Browse Theses

This dissertation deals, in general, with adaptive filtering and presents several least mean-square (LMS)-type algorithms that could be used in many adaptive filtering applications like system identification, noise cancellation, channel equalization, and signal prediction. The aim is to improve the performance of these applications by minimizing the mean-square error, increasing the rate of convergence, and improving the tracking capability of the proposed adaptive algorithms. In addition, the research work in this dissertation introduces an adaptive noise canceller for solving the signal leakage or crosstalk problem.

Two proposed LMS-type algorithms, based mainly on error normalization, are analyzed and simulated in system identification using different cases of correlated and uncorrelated input data in stationary and nonstationary environments. Simulation results show significant improvements of the proposed algorithms over other algorithms in achieving higher rates of convergence with the same value of steady-state mean-square error. Two more algorithms are analyzed and simulated in adaptive noise cancellation using real speech signals. The first one is a time-varying step-size algorithm that employs both data and error normalization in its update recursion. The second algorithm uses a step-size that varies in time between two hard limits based on a predetermined nonlinear decreasing function of signal to noise ratio (SNR) estimated at every iteration. Simulation results of these algorithms show their superior performance over other algorithms in minimizing signal distortion and reverberation in the recovered speech.
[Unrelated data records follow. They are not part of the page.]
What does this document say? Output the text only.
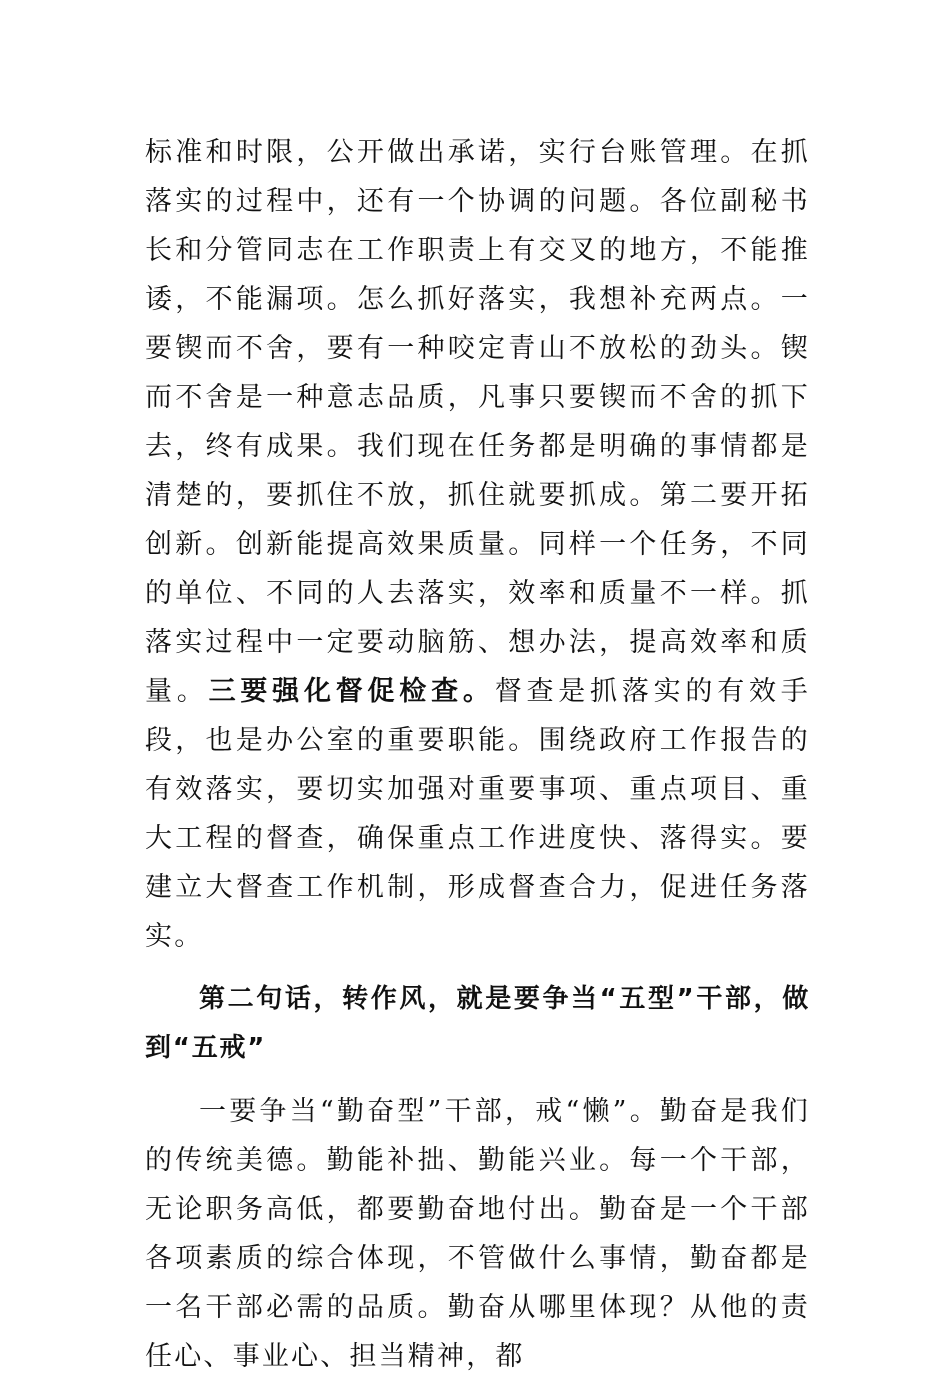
标准和时限，公开做出承诺，实行台账管理。在抓落实的过程中，还有一个协调的问题。各位副秘书长和分管同志在工作职责上有交叉的地方，不能推诿，不能漏项。怎么抓好落实，我想补充两点。一要锲而不舍，要有一种咬定青山不放松的劲头。锲而不舍是一种意志品质，凡事只要锲而不舍的抓下去，终有成果。我们现在任务都是明确的事情都是清楚的，要抓住不放，抓住就要抓成。第二要开拓创新。创新能提高效果质量。同样一个任务，不同的单位、不同的人去落实，效率和质量不一样。抓落实过程中一定要动脑筋、想办法，提高效率和质量。三要强化督促检查。督查是抓落实的有效手段，也是办公室的重要职能。围绕政府工作报告的有效落实，要切实加强对重要事项、重点项目、重大工程的督查，确保重点工作进度快、落得实。要建立大督查工作机制，形成督查合力，促进任务落实。

第二句话，转作风，就是要争当“五型”干部，做到“五戒”

一要争当“勤奋型”干部，戒“懒”。勤奋是我们的传统美德。勤能补拙、勤能兴业。每一个干部，无论职务高低，都要勤奋地付出。勤奋是一个干部各项素质的综合体现，不管做什么事情，勤奋都是一名干部必需的品质。勤奋从哪里体现？从他的责任心、事业心、担当精神，都
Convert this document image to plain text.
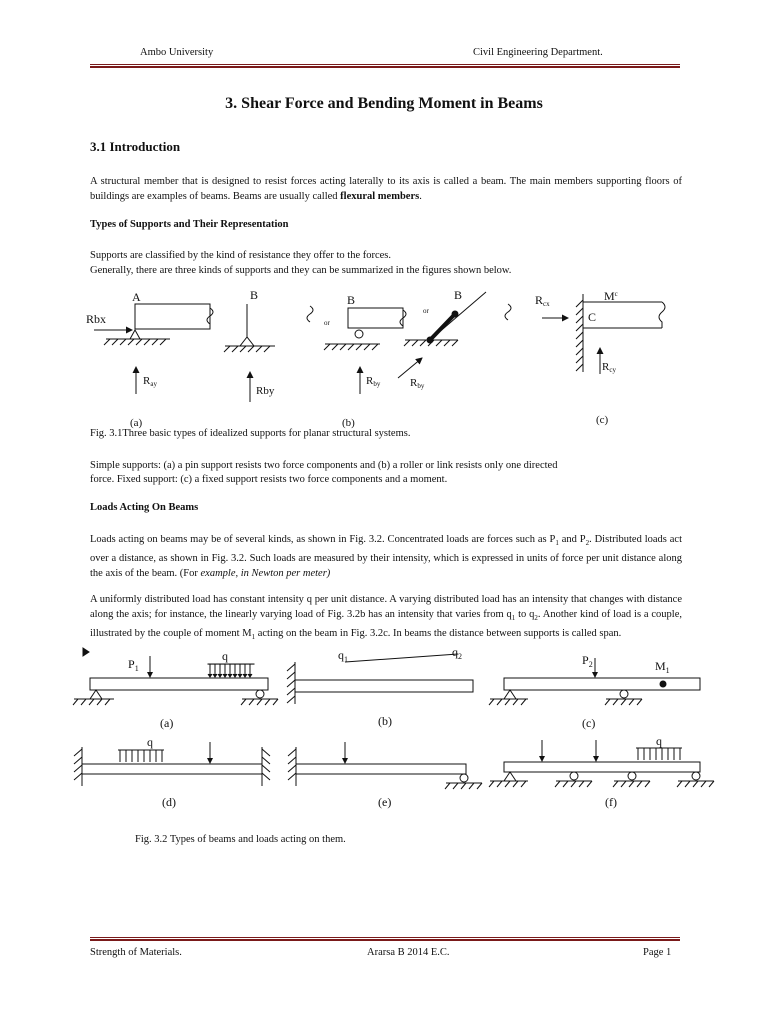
Ambo University	Civil Engineering Department.
3. Shear Force and Bending Moment in Beams
3.1 Introduction
A structural member that is designed to resist forces acting laterally to its axis is called a beam. The main members supporting floors of buildings are examples of beams. Beams are usually called flexural members.
Types of Supports and Their Representation
Supports are classified by the kind of resistance they offer to the forces.
Generally, there are three kinds of supports and they can be summarized in the figures shown below.
A
Rbx
Ray
(a)
B
Rby
or
B
Rby
(b)
or
B
Rby
Rcx
$M^c$
C
Rcy
(c)
Fig. 3.1Three basic types of idealized supports for planar structural systems.
Simple supports: (a) a pin support resists two force components and (b) a roller or link resists only one directed
force. Fixed support: (c) a fixed support resists two force components and a moment.
Loads Acting On Beams
Loads acting on beams may be of several kinds, as shown in Fig. 3.2. Concentrated loads are forces such as $P_1$ and $P_2$. Distributed loads act over a distance, as shown in Fig. 3.2. Such loads are measured by their intensity, which is expressed in units of force per unit distance along the axis of the beam. (For example, in Newton per meter)
A uniformly distributed load has constant intensity q per unit distance. A varying distributed load has an intensity that changes with distance along the axis; for instance, the linearly varying load of Fig. 3.2b has an intensity that varies from $q_1$ to $q_2$. Another kind of load is a couple, illustrated by the couple of moment $M_1$ acting on the beam in Fig. 3.2c. In beams the distance between supports is called span.
$P_1$
q
(a)
$q_1$
$q_2$
(b)
$P_2$	$M_1$
(c)
q
(d)	(e)
q
(f)
Fig. 3.2 Types of beams and loads acting on them.
Strength of Materials.	Ararsa B 2014 E.C.	Page 1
Finally, a new adaptive noise canceller is proposed to improve the system performance in the presence of crosstalk or signal leakage in the reference input. The proposed adaptive noise canceller consists of three microphones and two adaptive filters that automatically adjust their coefficients through LMS-type algorithms to produce an output that is as close as possible to the original speech signal. Simulation results in both stationary and nonstationary noise environments show significant improvements of this proposed adaptive noise canceller over the conventional one.